建国前から存在する国であるが政治に全く介入しておらず政治的にも全く利用できない吹けば飛ぶと囁かれているのが我がユーランダ家だった。
先祖代々から畑を耕し生計を立てていたこともあり裕福ではない。
貴族と言っても名ばかりで外交手段は作物で財を誇る貴族からは疎まれ嫌われ百姓貴族という不名誉な名まで与えられている。

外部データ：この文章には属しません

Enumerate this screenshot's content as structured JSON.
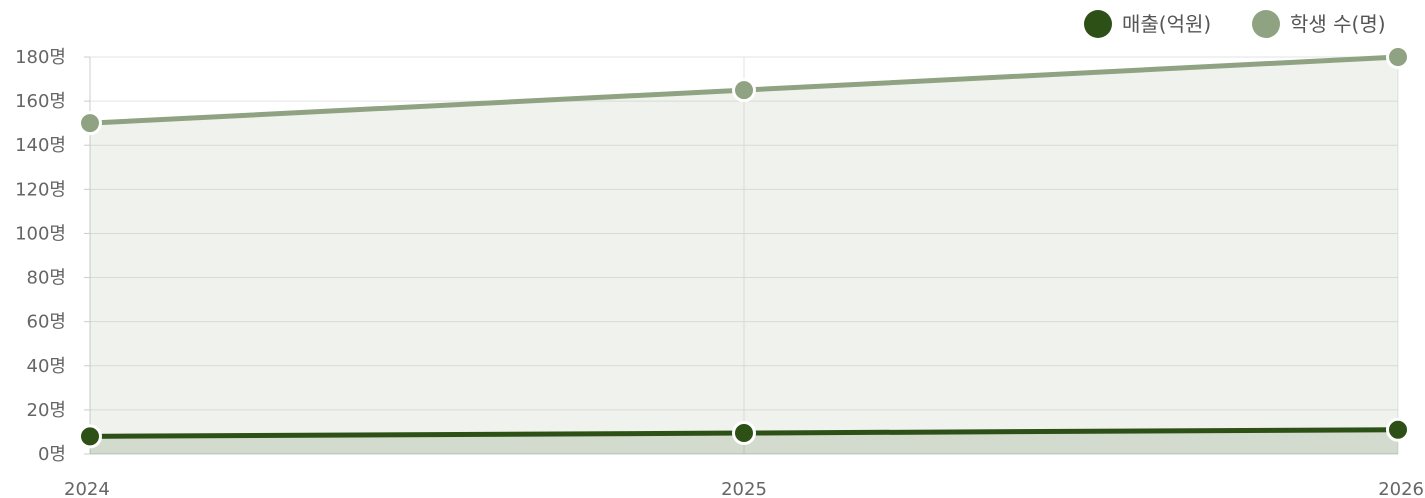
{
  "chart_data": {
    "type": "area",
    "x": [
      "2024",
      "2025",
      "2026"
    ],
    "y_ticks": [
      "0명",
      "20명",
      "40명",
      "60명",
      "80명",
      "100명",
      "120명",
      "140명",
      "160명",
      "180명"
    ],
    "ylim": [
      0,
      180
    ],
    "grid": true,
    "legend_position": "top-right",
    "series": [
      {
        "name": "매출(억원)",
        "values": [
          8,
          9.5,
          11
        ],
        "color": "#2d5016"
      },
      {
        "name": "학생 수(명)",
        "values": [
          150,
          165,
          180
        ],
        "color": "#8fa382"
      }
    ],
    "title": "",
    "xlabel": "",
    "ylabel": ""
  }
}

娘の私も社交界では浮いた存在だったが、そもそもここまで嫌われるには理由があった。
「何で貴方みたいな無能な女があの方の婚約者なのよ!」
「一体どんな汚い手を使ったのよ!」
「下品で汚らわしいドワーフの血を受け継いだ蛮民が!」
私の母はドワーフだった。
人間とドワーフの間に生まれたのが私で、種別を超えて私の両親は結婚した。
故に私の体にはドワーフ血が流れている。
混血を毛嫌いする貴族は多く、私を汚れた存在として見る目は幼いころからだ。
「どうしてウェッジウッド侯爵家の…エリオット様が!」
そしてもう一つ。
私の婚約者が社交界で今をときめく王子様だからだ。
王侯貴族の中でも名門中の名門のウェッジウッド家。
文武両道で財は王家以上だと言われる程で誰もが彼の婚約者になりたいのだが…
「どうして貴女みたいな人がエリオット様の婚約者なのよ!」
「そういわれましても」
彼女達が私を嫌う理由は血筋と、家柄と婚約者にある。
本来ならば私との婚約にデメリットはあれどメリットはないのだけど。
「何をしている」
「エリオット様!」
「えっと…」
令嬢達に詰られている最中、颯爽と現れたのは噂の人物だ。
「一人を囲んでみっともない」
「なっ…そんな」
「社交場の品位を汚すとは、いかがなものか」
氷のような冷たい視線。
涙で訴える令嬢に残酷無慈悲な言葉を投げつける。
「他家を侮辱する権利は誰にもない。国王陛下のご意向に背く気か?」
「何を…」
「常日頃から陛下が申しておられる言葉だ。辺境地に住まう貴族をないがしろにしてはならない。彼らいてこその国とな?」
「あっ…でも」
「何より私の婚約者に対する無礼は我がウェッジウッド侯爵家への挑戦だ」
これ以上言い返しもできない。
氷の目で射抜かれ、尚且つ威圧する声で彼女達を黙らせてしまった。